Residents in Lampung and Banten reported a bright object crossing the night sky on Saturday, 4 April 2026. The object appeared to break into several fragments as it travelled, leaving a long trail of light.
Videos of the phenomenon quickly circulated on social media. Several residents recorded the moment and shared their reactions.
“Hey, what’s that? A meteor? Why is it breaking apart? The flames are so long,” one resident said in a video that later went viral.
Initial speculation among the public suggested that the object might have been a meteor. However, authorities later confirmed a different origin.
Authorities Identify Object as Rocket Debris
Researchers identified the object as space debris from a Chinese CZ-3B rocket. The rocket had been used in a satellite launch mission on 23 January 2026.
Annisa Novia Indra Putri, Head of the Astronomy Observatory Centre at the Sumatra Institute of Technology (Itera), confirmed that the object was classified as space debris.
The debris had remained in low-Earth orbit before gradually losing altitude. Then, the object re-entered the Earth’s atmosphere after its orbit declined due to atmospheric drag.

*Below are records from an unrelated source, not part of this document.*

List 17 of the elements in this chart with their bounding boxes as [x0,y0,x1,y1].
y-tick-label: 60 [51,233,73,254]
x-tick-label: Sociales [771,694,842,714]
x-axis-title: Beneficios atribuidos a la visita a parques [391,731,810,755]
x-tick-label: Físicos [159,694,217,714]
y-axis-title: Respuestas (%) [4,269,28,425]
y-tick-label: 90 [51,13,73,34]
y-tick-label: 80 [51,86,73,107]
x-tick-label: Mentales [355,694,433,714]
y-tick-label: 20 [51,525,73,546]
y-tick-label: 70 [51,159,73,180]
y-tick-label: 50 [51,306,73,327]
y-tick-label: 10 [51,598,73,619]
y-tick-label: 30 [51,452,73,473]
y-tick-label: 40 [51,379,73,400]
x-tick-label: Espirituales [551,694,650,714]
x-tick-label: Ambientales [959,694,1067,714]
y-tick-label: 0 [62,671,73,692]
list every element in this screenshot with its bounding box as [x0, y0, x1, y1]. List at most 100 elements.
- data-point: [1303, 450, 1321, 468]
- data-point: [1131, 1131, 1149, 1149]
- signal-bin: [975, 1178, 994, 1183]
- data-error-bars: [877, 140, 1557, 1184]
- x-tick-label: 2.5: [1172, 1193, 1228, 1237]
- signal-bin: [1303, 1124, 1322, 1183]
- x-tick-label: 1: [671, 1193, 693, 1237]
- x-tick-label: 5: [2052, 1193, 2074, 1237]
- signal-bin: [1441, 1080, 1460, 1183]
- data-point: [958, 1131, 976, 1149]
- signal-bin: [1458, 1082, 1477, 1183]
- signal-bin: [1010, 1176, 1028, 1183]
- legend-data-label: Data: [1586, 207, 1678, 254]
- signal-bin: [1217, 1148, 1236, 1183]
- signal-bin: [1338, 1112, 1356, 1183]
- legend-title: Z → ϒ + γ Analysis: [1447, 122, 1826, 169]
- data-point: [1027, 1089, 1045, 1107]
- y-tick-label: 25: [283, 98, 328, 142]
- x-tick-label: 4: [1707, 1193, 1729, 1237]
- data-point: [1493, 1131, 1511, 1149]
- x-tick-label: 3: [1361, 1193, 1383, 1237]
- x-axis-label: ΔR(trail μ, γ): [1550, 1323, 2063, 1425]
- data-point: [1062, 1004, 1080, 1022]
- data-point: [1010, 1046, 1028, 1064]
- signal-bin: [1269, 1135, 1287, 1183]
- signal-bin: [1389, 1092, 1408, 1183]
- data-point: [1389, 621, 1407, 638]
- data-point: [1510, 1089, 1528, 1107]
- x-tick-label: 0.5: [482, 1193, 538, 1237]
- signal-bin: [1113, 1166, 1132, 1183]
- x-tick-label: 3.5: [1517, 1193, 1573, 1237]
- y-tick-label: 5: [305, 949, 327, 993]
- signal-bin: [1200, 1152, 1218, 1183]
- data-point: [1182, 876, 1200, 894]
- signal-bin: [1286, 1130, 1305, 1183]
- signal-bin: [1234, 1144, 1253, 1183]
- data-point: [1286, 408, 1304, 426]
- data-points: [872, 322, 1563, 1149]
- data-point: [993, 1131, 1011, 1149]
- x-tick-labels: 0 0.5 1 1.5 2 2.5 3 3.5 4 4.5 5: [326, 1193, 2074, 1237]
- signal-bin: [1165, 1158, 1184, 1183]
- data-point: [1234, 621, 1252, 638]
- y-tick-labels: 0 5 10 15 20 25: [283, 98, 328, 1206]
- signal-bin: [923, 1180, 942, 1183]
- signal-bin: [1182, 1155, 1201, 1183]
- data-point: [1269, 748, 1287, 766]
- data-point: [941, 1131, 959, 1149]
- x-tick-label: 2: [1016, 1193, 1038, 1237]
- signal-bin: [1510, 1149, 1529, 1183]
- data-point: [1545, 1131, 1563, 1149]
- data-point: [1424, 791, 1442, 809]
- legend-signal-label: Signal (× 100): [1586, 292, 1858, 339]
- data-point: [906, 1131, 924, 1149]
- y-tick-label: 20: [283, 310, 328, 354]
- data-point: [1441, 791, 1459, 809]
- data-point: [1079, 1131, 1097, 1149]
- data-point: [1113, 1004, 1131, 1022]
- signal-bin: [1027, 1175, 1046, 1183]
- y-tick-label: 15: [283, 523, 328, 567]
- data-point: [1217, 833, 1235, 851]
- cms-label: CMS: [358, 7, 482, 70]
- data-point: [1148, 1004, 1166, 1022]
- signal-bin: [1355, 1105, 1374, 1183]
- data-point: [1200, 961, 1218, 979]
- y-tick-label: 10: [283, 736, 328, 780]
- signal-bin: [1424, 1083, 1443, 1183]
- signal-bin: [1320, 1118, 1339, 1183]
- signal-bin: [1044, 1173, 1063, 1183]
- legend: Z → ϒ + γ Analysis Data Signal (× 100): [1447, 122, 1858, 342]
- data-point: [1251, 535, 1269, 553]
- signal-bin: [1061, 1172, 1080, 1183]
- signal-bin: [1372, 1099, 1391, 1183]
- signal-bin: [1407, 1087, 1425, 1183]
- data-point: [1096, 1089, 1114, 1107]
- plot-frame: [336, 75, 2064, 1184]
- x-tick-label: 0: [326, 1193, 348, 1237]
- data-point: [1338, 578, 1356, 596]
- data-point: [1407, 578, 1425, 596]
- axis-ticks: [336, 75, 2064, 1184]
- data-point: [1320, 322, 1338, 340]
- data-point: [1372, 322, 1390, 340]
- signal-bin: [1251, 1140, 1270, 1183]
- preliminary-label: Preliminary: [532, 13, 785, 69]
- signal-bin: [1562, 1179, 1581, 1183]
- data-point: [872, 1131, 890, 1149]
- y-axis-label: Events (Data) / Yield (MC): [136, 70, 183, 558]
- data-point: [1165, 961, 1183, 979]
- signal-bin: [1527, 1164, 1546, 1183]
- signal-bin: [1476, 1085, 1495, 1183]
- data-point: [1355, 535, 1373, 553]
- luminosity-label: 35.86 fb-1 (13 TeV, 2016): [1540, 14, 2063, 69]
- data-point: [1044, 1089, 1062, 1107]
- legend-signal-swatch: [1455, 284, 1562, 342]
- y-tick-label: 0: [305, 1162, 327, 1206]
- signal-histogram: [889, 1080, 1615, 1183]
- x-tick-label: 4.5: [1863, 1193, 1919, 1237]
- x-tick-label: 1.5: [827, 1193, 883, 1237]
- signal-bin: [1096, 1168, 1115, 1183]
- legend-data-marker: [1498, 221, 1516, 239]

Data from Space-Track and orbital analysis on Sunday, 5 April 2026, showed that the debris had followed a trajectory from a previous launch and descended towards the Indian Ocean, west of Sumatra.
At approximately 7:56 PM WIB, the object’s altitude dropped below 120 kilometres. It then entered denser layers of the atmosphere, where friction caused it to heat up, burn, and fragment. This process created the visible streaks observed by residents.
Officials Say No Threat to Public Safety
The incident was also addressed by Thomas Djamaluddin, a researcher at the National Research and Innovation Agency (BRIN). He confirmed that the debris did not pose a danger to the public.
“It crashed at 7:56 PM on the west coast of Sumatra. It’s not (dangerous), it landed in the sea,” he said, as quoted by Kumparan.
Authorities stated that the debris fell into the waters off the west coast of Sumatra.
Experts note that re-entry events involving space debris are not uncommon. Most objects burn up in the atmosphere before reaching the Earth’s surface.
The observation over Lampung and Banten is part of a broader pattern of controlled and uncontrolled re-entries from space missions.